In the aforementioned commentary, experts assert that only some partial disclosures have been made about the amount of uranium stockpiled in Iraq: “A spokesman for the US Central Command stated that “A-10 type combat aircraft fired 300,000 projectiles. The normal mix of ammunition for those 30 mm rounds is five rounds of uranium to one, a mixture that would have left 75 tons of this stuff in Iraq.” And this, without counting from tanks or small arms, which would represent another 20% more.
nuclear danger
But the web hides the dark secrets that have been with him, because they have composed. The main criticism is that its radioactivity could have serious consequences for health and the environment. At the moment, studies conducted by the Office for Disease Control in the Gulf in 1998 contend that each projectile launched from the Abrams tank contains between 900 and 3,400 grams of uranium dust, which can be absorbed with great ease and “remain in the human body. For years. And as if that were not enough, it can be carried through water scattered and of course through the air.
“If fragments or even whole crusts around Uranium are struck, the risk to health is not acute, but the radioactivity will certainly be above the levels of radiation protection,” says the Deputy Director General for Nuclear Sciences and Applications. Atomic Energy Agency in Vienna, Werner Buekat. This was used in the opinion of experts that it was “necessary to decontaminate the places” that were affected after the battle.
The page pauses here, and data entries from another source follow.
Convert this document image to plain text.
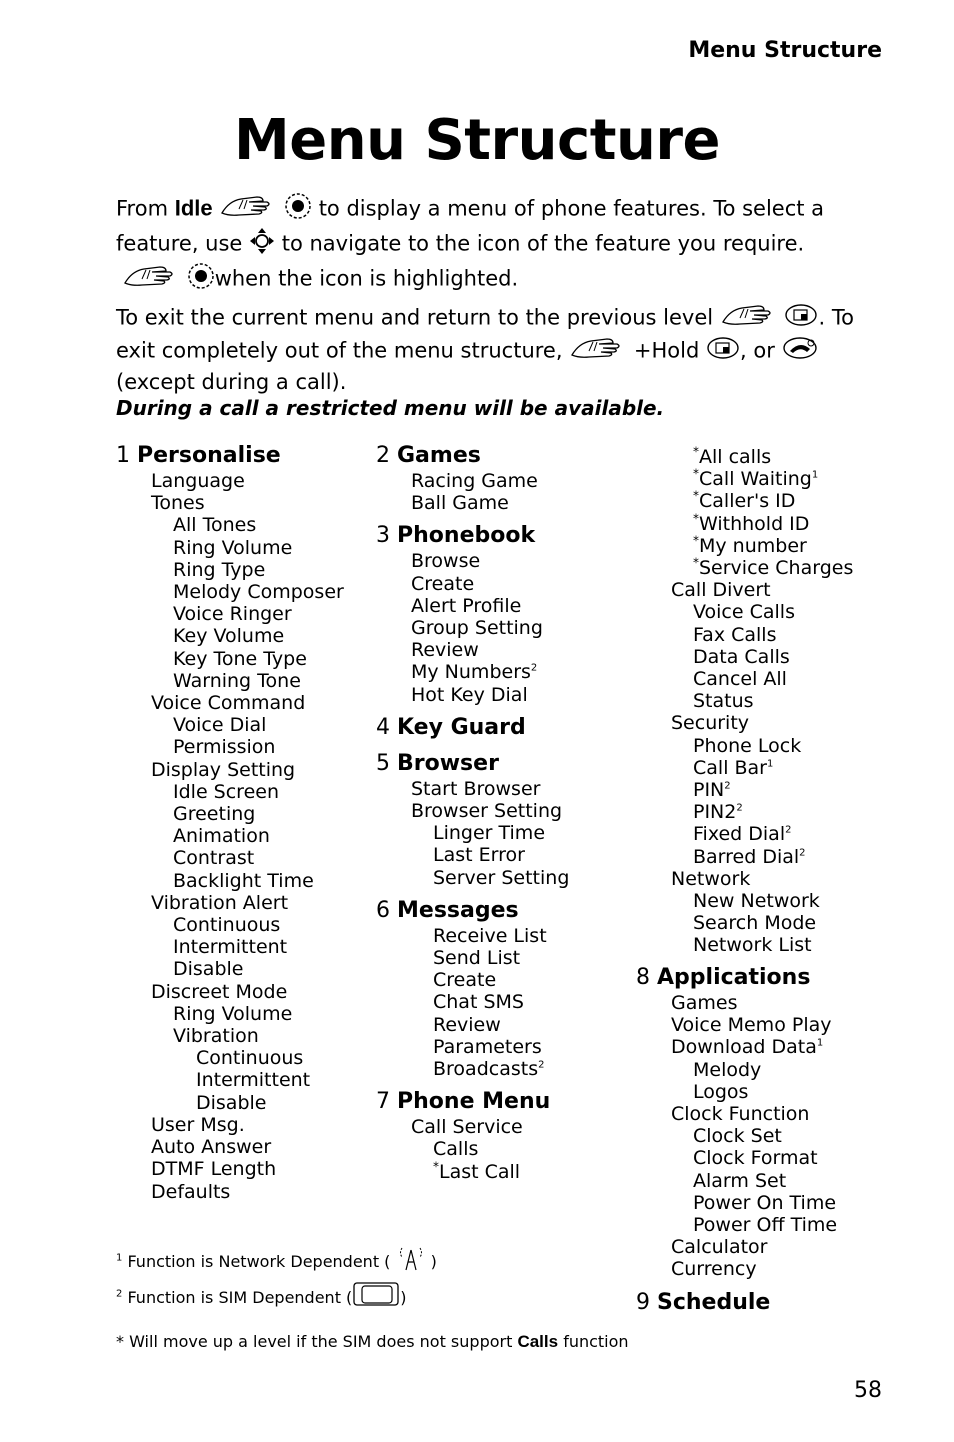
Menu Structure
Menu Structure
From Idle	to display a menu of phone features. To select a
feature, use to navigate to the icon of the feature you require.
when the icon is highlighted.
To exit the current menu and return to the previous level	. To
exit completely out of the menu structure,	+Hold , or
(except during a call).
During a call a restricted menu will be available.
1 Personalise
Language
Tones
All Tones
Ring Volume
Ring Type
Melody Composer
Voice Ringer
Key Volume
Key Tone Type
Warning Tone
Voice Command
Voice Dial
Permission
Display Setting
Idle Screen
Greeting
Animation
Contrast
Backlight Time
Vibration Alert
Continuous
Intermittent
Disable
Discreet Mode
Ring Volume
Vibration
Continuous
Intermittent
Disable
User Msg.
Auto Answer
DTMF Length
Defaults
2 Games
Racing Game
Ball Game
3 Phonebook
Browse
Create
Alert Profile
Group Setting
Review
My Numbers$^2$
Hot Key Dial
4 Key Guard
5 Browser
Start Browser
Browser Setting
Linger Time
Last Error
Server Setting
6 Messages
Receive List
Send List
Create
Chat SMS
Review
Parameters
Broadcasts$^2$
7 Phone Menu
Call Service
Calls
*Last Call
*All calls
*Call Waiting$^1$
*Caller's ID
*Withhold ID
*My number
*Service Charges
Call Divert
Voice Calls
Fax Calls
Data Calls
Cancel All
Status
Security
Phone Lock
Call Bar$^1$
PIN$^2$
$PIN2^2$
Fixed Dial$^2$
Barred Dial$^2$
Network
New Network
Search Mode
Network List
8 Applications
Games
Voice Memo Play
Download Data$^1$
Melody
Logos
Clock Function
Clock Set
Clock Format
Alarm Set
Power On Time
Power Off Time
Calculator
Currency
9 Schedule
$^1$ Function is Network Dependent (	)
$^2$ Function is SIM Dependent (	)
* Will move up a level if the SIM does not support Calls function
58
Many other analyzes over the years have confirmed that the ammunition immediately contaminates the soil and, if ingested by children, will cause serious health problems.
Among the illnesses that can be generated are radiation sickness due to immediate tissue damage; the same ones that happened to be affected by nuclear weapons in the territories. And that in moderation. In severe cases, it could cause tissue destruction and death. Add to that the risk of cancer increases. On the other hand, post-war reports produced by the Pentagon and in Britain argue that these claims are nothing more than mere exaggerations. This was confirmed by the Ministry of Defense of the United Kingdom last Tuesday: “enhanced uranium weapons have nothing to do with nuclear weapons or capabilities.” In these words, scientific research shows that “any impact on human health or the environment is likely to be low”.